Before deciding this question, it is necessary to establish several general principles. First, this Court has recognized that Title VII of the Civil Rights Act of 1964 should not be construed narrowly. Blue Bell Boots, Inc. v. Equal Employment Opportunity Commission, 418 F.2d 355, 358 (6th Cir. 1969). In addition, charges of discrimination filed before the EEOC will generally be filed by lay complainants who are unfamiliar with the niceties of pleading and are acting without assistance of counsel. Graniteville Company v. Equal Employment Opportunity Commission, 438 F.2d 32 (4th Cir. 1971). As a result, federal courts should not allow procedural technicalities to preclude Title VII complaints. Sanchez v. Standard Brands, Inc., 431 F.2d 455 (5th Cir. 1970). When this approach is applied to the determination of whether a judicial complaint encompasses the EEOC charge, it is clear that the exact wording of the charge of discrimination need not "presage with literary exactitude the judicial pleadings which may follow." Id. at 465. Rather, the complaint in the judicial proceedings is only limited to the scope of the EEOC investigation reasonably expected to grow out of the charge of discrimination. Id. at 466; King v. Georgia Power Co., 295 F.Supp. 943 (N.D.Ga.1968).
In the case at bar it is true that neither the original nor amended charge of discrimination stated precisely that appellee was discharged for his active opposition to appellant's alleged unlawful employment practices. The original charge of discrimination did allege, however, that appellee was punished for asserting his rights as an employee. In addition, among other contentions, the amended charge of discrimination stated that appellant discriminated against Negroes by terminating appellee's employment without justification.
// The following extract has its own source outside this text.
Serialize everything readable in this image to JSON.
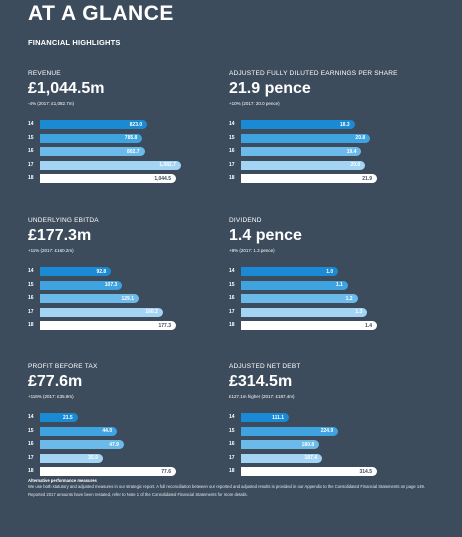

We read these charges as sufficient to include the allegation that appellee was discharged for his active opposition to appellant's unlawful employment practices. The fact that a judicial complaint alleges a more detailed and refined contention than that contained in the charge of discrimination does not mean that the former was not included in the latter.
Appellant cites two cases in support of his position. Neither is controlling. Oatis v. Crown Zellerbach Corp., 398 F.2d 496 (5th Cir. 1968) was specifically rejected by the Fifth Circuit as authority on the question presented here. Sanchez v. Standard Brands, Inc., 431 F.2d 455, 466 (5th Cir. 1970). Similarly, Colbert v. H-K Corp., 295 F.Supp. 1091 (N.D.Ga.1968) does not support appellant's contention. In that case the District Court held that the judicial complaint must only be "related to the charge filed with the EEOC." Id. at 1093 (emphasis added). The necessary relationship is clearly present in the case at bar.